Sicuramente l’importanza dell’immagine, che soprattutto al cinema diventa portatrice di significati. Per questo abbiamo lavorato con il direttore della fotografia per creare un’immagine sporca e aspra, con movimenti bruschi, autentici e allo stesso tempo agitazione. Abbiamo cercato di muovere la macchina da presa seguendo il battito del cuore di Anna, senza edulcorare. Siamo riusciti a ottenere questo effetto grazie alla fase di preparazione. Con una sceneggiatura comunque già delineata, gli attori sono stati lasciati liberi all’interno degli spazi e noi della troupe abbiamo cercato quasi di nasconderci. È importante che si reciti di pancia e non di testa per ottenere la giusta autenticità, alla quale contribuisce l’utilizzo della lingua sarda.
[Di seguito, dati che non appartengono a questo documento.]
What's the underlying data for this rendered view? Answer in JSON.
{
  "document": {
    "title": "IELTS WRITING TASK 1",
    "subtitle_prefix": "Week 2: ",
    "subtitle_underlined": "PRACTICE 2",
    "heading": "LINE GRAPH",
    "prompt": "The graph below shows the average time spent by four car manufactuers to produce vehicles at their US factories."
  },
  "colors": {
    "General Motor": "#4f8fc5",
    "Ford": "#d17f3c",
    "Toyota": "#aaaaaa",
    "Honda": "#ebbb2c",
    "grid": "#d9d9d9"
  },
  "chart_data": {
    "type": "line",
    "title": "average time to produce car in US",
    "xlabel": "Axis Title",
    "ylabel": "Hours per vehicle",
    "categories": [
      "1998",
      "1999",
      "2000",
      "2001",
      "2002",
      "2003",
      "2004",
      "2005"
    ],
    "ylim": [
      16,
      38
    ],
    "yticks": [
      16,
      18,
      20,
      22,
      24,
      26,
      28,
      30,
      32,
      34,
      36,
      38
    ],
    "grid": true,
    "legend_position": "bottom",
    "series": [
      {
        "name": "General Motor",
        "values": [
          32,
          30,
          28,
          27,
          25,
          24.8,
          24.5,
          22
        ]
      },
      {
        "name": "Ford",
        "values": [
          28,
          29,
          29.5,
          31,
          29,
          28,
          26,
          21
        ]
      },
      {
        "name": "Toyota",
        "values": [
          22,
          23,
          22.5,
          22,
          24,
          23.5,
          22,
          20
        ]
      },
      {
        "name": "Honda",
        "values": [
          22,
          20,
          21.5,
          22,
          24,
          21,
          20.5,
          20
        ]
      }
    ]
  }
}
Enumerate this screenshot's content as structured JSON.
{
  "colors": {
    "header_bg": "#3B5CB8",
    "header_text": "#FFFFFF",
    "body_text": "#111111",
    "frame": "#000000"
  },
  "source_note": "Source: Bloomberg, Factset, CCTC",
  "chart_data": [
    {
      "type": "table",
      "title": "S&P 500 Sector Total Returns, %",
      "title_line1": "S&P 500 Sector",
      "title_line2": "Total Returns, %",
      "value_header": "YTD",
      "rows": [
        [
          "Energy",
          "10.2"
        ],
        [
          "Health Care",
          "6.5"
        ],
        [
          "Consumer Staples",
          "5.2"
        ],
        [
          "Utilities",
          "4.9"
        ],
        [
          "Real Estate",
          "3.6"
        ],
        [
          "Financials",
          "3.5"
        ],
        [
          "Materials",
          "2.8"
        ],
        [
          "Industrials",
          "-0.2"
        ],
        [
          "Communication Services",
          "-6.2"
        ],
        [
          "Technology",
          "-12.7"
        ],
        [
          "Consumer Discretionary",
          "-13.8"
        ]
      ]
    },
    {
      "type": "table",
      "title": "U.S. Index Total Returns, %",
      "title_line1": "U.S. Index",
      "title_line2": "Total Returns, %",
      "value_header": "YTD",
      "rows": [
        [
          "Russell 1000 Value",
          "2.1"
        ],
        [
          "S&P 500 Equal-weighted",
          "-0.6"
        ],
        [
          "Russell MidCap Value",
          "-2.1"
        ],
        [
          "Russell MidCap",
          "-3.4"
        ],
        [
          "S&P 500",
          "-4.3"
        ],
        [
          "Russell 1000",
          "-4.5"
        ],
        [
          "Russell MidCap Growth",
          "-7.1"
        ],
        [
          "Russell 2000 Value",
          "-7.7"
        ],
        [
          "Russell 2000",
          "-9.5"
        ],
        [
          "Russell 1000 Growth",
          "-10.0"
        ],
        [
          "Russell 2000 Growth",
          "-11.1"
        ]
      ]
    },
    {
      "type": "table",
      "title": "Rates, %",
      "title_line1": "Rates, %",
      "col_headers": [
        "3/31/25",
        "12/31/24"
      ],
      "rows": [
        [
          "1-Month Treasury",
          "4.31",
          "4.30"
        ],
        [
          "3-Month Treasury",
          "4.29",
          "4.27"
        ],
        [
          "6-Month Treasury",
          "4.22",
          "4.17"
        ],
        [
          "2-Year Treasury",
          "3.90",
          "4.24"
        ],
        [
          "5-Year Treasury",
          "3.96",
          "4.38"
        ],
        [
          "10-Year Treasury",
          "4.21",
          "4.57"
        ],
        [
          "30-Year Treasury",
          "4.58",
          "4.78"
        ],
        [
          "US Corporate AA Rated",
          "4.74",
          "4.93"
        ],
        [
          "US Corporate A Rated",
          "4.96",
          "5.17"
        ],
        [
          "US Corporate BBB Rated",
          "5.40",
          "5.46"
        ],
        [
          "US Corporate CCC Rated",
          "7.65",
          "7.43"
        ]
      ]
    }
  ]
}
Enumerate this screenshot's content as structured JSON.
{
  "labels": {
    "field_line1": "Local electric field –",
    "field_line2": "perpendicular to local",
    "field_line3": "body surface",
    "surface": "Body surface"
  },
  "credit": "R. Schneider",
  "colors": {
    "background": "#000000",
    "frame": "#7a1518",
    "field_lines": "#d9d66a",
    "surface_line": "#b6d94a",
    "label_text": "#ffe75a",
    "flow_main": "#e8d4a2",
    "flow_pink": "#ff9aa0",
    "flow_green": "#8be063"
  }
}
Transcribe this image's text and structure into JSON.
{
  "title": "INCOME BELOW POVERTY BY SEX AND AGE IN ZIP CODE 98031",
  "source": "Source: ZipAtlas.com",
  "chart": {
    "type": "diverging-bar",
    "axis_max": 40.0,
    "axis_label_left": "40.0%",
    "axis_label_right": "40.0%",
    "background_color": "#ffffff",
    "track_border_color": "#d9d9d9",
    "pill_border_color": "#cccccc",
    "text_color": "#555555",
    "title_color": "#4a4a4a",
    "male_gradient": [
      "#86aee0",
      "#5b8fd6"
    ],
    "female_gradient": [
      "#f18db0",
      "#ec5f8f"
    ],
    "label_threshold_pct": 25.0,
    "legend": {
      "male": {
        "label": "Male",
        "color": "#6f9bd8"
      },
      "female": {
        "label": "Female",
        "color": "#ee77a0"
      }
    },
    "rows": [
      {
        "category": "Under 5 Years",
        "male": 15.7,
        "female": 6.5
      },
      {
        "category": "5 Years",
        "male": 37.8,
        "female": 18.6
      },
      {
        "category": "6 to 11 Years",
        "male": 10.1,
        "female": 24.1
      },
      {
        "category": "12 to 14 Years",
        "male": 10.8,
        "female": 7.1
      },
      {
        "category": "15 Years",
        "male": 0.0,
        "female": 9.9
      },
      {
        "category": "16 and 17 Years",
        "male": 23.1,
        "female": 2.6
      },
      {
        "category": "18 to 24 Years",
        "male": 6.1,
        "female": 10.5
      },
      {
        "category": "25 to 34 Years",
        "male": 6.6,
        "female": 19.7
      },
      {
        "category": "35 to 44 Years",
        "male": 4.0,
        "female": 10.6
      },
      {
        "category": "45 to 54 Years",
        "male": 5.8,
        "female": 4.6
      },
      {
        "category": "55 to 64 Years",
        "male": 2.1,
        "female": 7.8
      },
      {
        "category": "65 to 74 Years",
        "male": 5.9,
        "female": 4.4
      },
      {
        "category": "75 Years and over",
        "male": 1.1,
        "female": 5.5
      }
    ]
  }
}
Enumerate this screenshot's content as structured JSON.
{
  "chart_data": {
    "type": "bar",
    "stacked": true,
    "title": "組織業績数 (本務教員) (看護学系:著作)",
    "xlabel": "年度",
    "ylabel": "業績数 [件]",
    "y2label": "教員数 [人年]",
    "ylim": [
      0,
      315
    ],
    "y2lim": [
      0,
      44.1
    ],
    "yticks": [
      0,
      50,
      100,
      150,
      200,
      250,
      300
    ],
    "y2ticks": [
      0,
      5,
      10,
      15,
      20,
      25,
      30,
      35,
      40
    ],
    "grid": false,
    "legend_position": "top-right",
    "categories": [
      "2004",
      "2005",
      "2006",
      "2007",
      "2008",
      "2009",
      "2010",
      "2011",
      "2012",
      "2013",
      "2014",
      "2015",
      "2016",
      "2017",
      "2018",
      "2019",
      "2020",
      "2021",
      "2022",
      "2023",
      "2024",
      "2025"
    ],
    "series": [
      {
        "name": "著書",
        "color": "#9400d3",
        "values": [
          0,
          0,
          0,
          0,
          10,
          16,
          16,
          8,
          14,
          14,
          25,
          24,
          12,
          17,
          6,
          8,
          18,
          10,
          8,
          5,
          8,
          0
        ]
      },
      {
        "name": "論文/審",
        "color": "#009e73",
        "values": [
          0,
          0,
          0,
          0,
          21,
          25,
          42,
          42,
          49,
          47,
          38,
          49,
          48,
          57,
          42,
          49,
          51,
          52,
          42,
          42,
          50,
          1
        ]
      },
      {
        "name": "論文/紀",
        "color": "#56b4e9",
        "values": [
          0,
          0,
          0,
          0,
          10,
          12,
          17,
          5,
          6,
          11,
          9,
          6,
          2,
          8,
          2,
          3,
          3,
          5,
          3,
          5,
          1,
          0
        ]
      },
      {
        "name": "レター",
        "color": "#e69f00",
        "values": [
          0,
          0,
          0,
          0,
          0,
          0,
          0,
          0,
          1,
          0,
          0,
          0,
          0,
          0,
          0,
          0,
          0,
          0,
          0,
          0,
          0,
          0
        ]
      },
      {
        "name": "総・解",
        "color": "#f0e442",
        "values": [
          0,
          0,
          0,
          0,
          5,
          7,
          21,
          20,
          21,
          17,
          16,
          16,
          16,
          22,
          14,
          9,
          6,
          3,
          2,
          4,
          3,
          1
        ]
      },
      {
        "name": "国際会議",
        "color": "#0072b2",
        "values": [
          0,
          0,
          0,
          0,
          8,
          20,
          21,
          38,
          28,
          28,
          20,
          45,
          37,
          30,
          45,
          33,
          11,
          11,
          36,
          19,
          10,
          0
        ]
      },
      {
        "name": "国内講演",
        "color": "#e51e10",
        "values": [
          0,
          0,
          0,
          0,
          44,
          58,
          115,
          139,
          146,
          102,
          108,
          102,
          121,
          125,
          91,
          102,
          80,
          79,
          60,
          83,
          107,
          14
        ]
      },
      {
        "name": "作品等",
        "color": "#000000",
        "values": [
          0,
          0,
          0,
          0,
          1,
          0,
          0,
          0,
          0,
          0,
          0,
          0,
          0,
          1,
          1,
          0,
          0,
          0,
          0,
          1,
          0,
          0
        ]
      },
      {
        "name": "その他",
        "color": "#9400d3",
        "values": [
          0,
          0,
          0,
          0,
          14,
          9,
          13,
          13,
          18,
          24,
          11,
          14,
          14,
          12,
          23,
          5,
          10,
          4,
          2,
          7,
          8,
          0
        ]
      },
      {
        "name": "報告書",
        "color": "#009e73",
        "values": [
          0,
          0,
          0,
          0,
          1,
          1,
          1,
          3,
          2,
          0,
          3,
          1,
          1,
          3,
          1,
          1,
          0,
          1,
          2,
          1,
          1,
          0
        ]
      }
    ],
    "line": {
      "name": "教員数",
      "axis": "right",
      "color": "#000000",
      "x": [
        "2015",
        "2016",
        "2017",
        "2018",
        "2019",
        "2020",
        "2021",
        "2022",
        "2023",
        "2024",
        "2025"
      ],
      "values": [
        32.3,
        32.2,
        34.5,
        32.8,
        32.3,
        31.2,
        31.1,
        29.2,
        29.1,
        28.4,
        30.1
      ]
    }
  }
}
Il film è stato pensato per la sala?
Assolutamente sì. Io non ho nulla contro le piattaforme, ma il cinema è una forma diversa. Dà spazio all’immagine e al sonoro che hanno un’importanza di significato e non solo illustrativa. Per esempio, nella scena in cui si vede per la prima volta il cantiere, questa invasione è resa soprattutto con il sonoro. Quest’impatto è possibile in sala, non sulle piattaforme, che penso siano un medium diverso. La tv e le piattaforme sono il regno delle storie, della narrazione e dei dialoghi, mentre il cinema è un universo immersivo.
Parlando di Anna si è parlato di significato, di impegno civile. Il cinema, in un momento in cui siamo sommersi di significati e storie, può ancora farsi portatore di significato?
Sicuramente, il cinema deve esprimere una forma di ricerca espressiva e artistica, una dimensione alternativa rispetto ai contenuti delle piattaforme, dal punto di vista artistico o contenutistico. Questo perché le piattaforme richiedono un certo grado di allineamento. D’altronde i prodotti che vengono creati devono essere fruibili in 170 paesi, bisogna uniformare e cercare un gusto medio. Guardando i premi dei grandi festival, c’è ancora grande attenzione dal punto di vista di contenuto, ma questo deve essere filtrato attraverso uno sguardo e un linguaggio cinematografico, altrimenti è televisione. Il cinema può e deve osare proprio perché non vuole puntare a tutti i pubblici, può osare linguaggi e contenuti più specifici.